Bl. Peter Kibe (1587-1639)

This Japanese Jesuit priest showed incredible determination in his vocation. Not only did he have to wait 14 years to find a bishop willing to ordain him, Peter Kibe also had to walk 3,700 miles to fulfill his mission.

If that weren’t enough, he then had to embark on eight years of travel to return to his native Japan. To make matters worse, just as he was reaching the end of his travels, he was unable to find anybody willing to take a Christian to Japan. Instead, while in Manila, he built his own ship.

Fr. Kibe had to traverse the Philippine Sea right in the midst of typhoon season. He and his crew had crossed much of the sea when a typhoon suddenly struck. They were all shipwrecked. Fortunately, everyone survived. They were washed ashore, off the coast of Kagoshima, in the exact same location as St. Francis Xavier had landed when he went to preach the Gospel in Japan.

After his grueling travels, Fr. Kibe served as a priest for eight years before being captured and martyred.

St. Joseph Vaz (1651-1711)

This Indian priest served for many years in Sri Lanka, in the parts of the island that were controlled by Calvinists. Catholicism was strictly outlawed in these areas. Thanks to his Indian and Portuguese parentage, however, the authorities did not detect that he was actually a priest.

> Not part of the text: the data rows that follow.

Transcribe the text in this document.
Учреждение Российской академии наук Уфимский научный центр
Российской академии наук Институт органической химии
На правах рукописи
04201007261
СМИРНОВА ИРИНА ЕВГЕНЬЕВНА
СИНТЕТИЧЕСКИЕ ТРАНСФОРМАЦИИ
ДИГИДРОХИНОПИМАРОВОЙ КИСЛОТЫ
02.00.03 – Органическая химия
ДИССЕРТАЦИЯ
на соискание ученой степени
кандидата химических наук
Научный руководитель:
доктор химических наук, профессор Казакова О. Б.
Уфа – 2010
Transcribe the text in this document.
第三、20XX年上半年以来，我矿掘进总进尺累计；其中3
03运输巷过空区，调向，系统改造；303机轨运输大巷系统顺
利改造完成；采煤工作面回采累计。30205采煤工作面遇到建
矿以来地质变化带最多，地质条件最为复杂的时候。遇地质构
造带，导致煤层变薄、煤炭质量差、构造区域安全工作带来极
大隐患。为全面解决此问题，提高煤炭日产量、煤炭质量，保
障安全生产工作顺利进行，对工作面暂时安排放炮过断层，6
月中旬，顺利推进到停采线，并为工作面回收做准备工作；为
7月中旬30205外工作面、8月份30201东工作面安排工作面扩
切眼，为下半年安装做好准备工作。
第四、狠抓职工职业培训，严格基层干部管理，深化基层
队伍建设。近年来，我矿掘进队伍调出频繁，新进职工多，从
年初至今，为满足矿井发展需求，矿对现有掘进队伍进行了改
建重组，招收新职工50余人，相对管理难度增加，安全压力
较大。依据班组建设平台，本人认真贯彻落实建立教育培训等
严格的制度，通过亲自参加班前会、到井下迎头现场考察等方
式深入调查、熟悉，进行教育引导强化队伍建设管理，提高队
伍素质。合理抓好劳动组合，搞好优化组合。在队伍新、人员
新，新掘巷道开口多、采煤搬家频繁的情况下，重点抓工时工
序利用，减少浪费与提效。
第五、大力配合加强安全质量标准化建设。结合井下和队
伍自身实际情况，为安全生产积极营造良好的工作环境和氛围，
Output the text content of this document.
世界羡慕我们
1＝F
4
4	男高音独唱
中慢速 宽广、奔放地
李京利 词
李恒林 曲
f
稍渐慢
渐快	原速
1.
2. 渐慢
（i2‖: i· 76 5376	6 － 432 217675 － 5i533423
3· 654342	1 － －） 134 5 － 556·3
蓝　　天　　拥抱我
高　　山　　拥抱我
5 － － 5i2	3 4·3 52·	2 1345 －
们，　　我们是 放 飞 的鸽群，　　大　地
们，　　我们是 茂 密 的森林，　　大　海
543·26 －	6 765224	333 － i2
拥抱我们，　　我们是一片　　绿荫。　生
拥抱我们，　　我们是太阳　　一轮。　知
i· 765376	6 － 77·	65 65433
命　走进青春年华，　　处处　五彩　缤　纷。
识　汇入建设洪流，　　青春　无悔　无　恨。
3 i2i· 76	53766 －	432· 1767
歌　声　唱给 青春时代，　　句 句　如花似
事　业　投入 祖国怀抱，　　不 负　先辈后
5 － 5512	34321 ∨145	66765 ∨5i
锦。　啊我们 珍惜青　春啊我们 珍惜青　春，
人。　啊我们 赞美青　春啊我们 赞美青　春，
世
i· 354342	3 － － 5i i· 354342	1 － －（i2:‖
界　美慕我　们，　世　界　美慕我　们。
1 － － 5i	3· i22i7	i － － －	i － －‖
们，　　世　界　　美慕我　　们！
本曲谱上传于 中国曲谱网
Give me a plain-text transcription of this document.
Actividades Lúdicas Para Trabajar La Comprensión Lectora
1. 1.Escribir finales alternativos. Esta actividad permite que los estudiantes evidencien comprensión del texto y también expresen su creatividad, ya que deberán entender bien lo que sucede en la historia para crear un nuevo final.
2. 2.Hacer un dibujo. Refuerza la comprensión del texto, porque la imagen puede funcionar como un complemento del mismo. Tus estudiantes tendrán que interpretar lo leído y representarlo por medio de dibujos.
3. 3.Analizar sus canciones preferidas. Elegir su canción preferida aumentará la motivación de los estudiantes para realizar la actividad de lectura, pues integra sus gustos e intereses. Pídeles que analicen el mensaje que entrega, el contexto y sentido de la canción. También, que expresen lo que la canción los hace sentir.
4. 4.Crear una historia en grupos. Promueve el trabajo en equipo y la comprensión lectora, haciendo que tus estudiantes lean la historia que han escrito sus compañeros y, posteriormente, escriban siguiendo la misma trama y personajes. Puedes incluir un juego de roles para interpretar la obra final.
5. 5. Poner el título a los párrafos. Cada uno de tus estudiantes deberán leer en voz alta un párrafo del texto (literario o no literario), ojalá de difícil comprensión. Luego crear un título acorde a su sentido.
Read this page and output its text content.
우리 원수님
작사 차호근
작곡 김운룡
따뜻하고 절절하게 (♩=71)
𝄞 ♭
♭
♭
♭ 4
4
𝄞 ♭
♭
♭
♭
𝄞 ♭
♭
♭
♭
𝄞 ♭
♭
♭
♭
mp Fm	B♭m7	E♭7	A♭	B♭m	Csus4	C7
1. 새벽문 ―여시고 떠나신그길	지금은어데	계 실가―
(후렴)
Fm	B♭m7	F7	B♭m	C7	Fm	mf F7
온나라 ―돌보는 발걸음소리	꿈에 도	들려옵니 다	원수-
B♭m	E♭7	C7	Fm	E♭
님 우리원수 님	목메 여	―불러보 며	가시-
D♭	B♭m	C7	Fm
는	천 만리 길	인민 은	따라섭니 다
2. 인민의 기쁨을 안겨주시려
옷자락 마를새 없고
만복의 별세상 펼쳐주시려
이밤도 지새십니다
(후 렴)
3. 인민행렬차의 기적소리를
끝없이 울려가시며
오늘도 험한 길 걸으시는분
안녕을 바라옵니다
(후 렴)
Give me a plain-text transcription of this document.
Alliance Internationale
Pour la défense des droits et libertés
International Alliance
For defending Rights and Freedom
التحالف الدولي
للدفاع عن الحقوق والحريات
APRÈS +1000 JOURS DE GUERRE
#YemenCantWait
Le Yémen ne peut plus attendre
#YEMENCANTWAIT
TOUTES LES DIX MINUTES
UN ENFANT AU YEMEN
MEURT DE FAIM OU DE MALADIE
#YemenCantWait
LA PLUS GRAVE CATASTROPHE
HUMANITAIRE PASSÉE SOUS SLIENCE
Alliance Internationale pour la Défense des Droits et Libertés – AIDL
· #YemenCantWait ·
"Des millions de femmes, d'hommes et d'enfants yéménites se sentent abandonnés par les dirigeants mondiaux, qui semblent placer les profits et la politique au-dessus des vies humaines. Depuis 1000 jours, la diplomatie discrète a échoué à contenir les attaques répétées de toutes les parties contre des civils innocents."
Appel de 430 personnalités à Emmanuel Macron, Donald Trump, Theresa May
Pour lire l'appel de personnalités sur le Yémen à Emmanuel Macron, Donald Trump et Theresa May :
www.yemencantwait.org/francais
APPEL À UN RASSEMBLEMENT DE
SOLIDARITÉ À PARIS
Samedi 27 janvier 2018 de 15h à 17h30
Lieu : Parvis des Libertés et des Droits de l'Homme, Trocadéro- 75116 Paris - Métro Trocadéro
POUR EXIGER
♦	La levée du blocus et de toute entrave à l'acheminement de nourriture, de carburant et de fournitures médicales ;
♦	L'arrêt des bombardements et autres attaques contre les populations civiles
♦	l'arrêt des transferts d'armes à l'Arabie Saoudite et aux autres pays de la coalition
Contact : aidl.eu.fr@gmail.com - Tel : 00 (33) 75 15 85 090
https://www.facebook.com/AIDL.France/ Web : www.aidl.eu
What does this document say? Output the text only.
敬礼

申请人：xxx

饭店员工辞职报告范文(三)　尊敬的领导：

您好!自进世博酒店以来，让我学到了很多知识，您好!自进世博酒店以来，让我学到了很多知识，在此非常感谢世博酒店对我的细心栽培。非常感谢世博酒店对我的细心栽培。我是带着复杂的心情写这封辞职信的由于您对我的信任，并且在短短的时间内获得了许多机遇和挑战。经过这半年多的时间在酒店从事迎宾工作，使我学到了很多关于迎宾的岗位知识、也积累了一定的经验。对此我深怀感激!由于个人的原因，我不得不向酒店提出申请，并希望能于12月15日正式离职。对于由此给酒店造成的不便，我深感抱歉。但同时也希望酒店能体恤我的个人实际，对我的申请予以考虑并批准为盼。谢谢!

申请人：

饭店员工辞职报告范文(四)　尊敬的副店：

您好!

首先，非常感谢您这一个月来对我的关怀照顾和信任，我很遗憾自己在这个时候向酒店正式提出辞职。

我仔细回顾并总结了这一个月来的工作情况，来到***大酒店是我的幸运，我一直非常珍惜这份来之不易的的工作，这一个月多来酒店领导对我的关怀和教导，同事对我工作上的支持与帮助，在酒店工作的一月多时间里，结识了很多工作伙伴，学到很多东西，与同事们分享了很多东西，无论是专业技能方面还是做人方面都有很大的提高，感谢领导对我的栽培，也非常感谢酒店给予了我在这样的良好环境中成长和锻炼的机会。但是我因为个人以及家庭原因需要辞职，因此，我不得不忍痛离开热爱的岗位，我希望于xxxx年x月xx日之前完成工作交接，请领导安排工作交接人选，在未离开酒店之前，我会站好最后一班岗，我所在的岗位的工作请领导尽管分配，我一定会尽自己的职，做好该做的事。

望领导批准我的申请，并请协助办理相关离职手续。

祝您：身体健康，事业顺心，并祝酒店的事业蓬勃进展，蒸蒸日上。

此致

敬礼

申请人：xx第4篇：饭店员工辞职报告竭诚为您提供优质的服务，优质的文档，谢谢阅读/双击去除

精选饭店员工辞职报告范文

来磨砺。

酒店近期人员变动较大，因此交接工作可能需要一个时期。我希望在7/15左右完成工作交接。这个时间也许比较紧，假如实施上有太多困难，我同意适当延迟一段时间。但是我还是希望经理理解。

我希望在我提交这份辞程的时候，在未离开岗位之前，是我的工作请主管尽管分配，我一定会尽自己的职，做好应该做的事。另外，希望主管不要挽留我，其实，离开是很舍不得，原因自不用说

Fr. Joseph was able to beg from door to door, wearing a rosary around his neck, drawing out covert Catholics. Eventually he was captured by the king of Kandy, a small kingdom on the island. He demonstrated God’s power when he prayed for rain to end a drought. Immediately there was a downpour — although Fr. Joseph remained bone dry. This was enough for the king to grant him permission to evangelize the whole island.